Het antwoord op de mismatch die schaarste op de arbeidsmarkt in stand houdt, is hogere beloning

Volgens Albert Allmers, directeur van FinanceFactor, wordt arbeidsmobiliteit onder andere belemmerd door het plafond van het salarishuis van organisaties. Deze mismatch houdt de schaarste op de arbeidsmarkt in stand. Het antwoord dat organisaties moeten geven is een hogere beloning aanbieden aan zittend én toekomstig personeel. Daarmee kiezen ze misschien eieren voor hun geld, maar doen zij wel een duurzame investering.

Begin dit jaar voorspelde Albert Allmers, directeur van FinanceFactor, een nieuwe mismatch die de schaarste op de arbeidsmarkt in stand zou houden. Hij meende dat arbeidsmobiliteit onder andere belemmerd werd door het plafond van het salarishuis van organisaties. Zo is een vicieuze cirkel ontstaan van de ene mismatch die de ander in stand houdt: de schaarste draagt bij aan meer competentiegericht werven en vraagt beweging van de professional. Als deze zich vervolgens ontwikkelt en dit terug wil zien in zijn beloning, loopt hij tegen het salarisplafond van organisaties aan. De match mislukt en de schaarste blijft.

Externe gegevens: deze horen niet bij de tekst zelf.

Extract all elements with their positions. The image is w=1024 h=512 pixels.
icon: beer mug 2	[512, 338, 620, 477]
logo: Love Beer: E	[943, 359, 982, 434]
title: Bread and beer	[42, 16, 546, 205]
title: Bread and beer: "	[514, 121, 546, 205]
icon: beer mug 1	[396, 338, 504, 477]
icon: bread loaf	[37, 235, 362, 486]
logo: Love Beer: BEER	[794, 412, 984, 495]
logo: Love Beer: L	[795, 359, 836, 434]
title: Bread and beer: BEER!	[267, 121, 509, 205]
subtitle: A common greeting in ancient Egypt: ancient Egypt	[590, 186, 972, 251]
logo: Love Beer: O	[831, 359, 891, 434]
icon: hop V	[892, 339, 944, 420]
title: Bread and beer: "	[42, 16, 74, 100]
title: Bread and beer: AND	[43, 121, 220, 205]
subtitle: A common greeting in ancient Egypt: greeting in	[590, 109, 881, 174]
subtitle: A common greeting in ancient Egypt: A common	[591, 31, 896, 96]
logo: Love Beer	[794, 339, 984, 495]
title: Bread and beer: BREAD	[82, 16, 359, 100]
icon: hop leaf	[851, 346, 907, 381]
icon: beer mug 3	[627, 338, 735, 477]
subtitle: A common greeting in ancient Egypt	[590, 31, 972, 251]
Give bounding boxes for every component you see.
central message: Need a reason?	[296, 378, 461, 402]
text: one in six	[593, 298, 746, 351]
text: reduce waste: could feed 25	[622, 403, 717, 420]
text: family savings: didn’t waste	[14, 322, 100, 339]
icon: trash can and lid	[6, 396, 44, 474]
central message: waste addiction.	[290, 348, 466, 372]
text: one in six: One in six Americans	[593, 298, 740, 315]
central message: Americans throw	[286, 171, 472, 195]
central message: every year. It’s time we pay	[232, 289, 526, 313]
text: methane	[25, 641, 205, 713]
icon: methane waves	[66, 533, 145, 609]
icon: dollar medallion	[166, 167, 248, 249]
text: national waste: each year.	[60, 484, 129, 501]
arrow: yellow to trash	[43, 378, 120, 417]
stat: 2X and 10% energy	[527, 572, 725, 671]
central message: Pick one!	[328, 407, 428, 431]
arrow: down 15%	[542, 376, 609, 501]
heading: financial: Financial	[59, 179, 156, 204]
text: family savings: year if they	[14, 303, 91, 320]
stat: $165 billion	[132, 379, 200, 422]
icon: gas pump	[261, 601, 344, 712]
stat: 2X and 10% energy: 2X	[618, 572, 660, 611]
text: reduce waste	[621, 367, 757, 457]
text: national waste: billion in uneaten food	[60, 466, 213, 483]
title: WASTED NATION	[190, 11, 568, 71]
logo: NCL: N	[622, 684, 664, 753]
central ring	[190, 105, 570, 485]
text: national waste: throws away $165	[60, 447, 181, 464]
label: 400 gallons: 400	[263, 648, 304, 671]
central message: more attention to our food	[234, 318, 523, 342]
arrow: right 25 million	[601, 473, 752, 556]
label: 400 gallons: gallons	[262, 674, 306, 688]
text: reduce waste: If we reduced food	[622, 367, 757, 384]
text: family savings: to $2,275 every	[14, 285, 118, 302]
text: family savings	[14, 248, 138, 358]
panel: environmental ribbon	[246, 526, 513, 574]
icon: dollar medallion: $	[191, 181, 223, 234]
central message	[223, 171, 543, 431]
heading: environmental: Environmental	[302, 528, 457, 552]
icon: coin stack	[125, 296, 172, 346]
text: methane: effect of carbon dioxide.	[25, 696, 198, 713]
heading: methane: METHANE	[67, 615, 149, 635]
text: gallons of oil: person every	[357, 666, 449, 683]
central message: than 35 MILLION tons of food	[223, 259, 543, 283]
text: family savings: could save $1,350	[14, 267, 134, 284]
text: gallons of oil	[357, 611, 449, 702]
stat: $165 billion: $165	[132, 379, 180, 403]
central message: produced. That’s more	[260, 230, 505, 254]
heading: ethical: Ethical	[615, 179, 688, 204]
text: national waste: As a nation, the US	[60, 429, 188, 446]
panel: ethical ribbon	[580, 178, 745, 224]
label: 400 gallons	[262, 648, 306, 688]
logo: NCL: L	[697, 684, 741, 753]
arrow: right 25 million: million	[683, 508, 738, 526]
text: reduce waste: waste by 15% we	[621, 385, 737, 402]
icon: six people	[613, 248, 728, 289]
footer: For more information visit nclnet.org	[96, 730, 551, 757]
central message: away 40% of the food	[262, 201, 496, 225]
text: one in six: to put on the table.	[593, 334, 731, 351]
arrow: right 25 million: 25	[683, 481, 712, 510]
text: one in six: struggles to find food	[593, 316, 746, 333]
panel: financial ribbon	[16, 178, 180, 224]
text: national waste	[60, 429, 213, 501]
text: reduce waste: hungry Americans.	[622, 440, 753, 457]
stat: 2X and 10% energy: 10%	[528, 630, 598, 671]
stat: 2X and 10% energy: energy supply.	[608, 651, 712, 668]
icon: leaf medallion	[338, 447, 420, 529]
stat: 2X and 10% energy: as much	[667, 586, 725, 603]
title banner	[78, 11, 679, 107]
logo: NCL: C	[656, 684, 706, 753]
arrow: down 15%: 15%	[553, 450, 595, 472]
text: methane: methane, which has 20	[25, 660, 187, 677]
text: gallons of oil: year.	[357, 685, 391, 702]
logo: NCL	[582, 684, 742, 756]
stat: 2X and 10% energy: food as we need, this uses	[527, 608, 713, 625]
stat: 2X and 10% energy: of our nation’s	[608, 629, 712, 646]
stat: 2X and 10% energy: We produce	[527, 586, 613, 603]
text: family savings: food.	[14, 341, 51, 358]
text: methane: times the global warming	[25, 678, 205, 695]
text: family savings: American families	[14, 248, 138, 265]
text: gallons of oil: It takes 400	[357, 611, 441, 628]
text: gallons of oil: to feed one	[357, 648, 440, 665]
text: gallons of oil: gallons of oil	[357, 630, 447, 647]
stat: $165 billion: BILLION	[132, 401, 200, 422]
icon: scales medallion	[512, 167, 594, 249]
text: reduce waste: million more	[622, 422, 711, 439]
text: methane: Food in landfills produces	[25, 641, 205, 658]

Ruim acht maanden later is duidelijk dat de schaarste nog lang niet over zijn hoogtepunt heen is. Het doorbreken van de cirkel is niet makkelijk. Allmers: “De werving van professionals blijft onverkort een uitdaging dit jaar. De tarieven voor interim professionals stijgen en de gevraagde beloning voor nieuw te werven vast personeel ook. Er is echt een knelpunt ontstaan in het inpasbaar krijgen van de nieuw te werven professionals binnen het bestaande salarishuis van organisaties. Begin dit jaar zei ik nog dat zolang een loongolf uitblijft, het salarishuis simpelweg te mager is voor hen die een nieuwe stap willen maken. Nu constateer ik dat dit een serieus probleem is geworden. Als we eindelijk de goede mensen gevonden hebben, ontstaat de nieuwe mismatch, namelijk die van arbeidsvoorwaarden vraag-aanbod.”

Beweging in beloning
“Ik zie nu twee bewegingen,” zegt Allmers, “ook non-financials stromen in op onze markt. Het zijn wel hoog opgeleide professionals maar geen financieel experts. Ondanks dat de markt juist om die specialistische expertise zit te springen, krijgen deze non-financials wel een kans. ‘Beter dan niets’ lijkt de opdrachtgever te denken. Deze beweging zorgt voor iets meer lucht in het plaatsen van kandidaten.”
De andere beweging is dat opdrachtgevers, los van cao-onderhandelingen of reguliere salarismomenten, voortijdig besluiten de salarissen te verhogen. Allmers: “Soms zie ik wel salarisverhogingen van vier procent. Enerzijds besluiten opdrachtgevers daartoe om hun mensen te behouden en koopkrachtverlies te compenseren, anderzijds om een betere positie te bieden bij de werving van nieuwe mensen. Dit geldt zowel voor vaste als interim posities.”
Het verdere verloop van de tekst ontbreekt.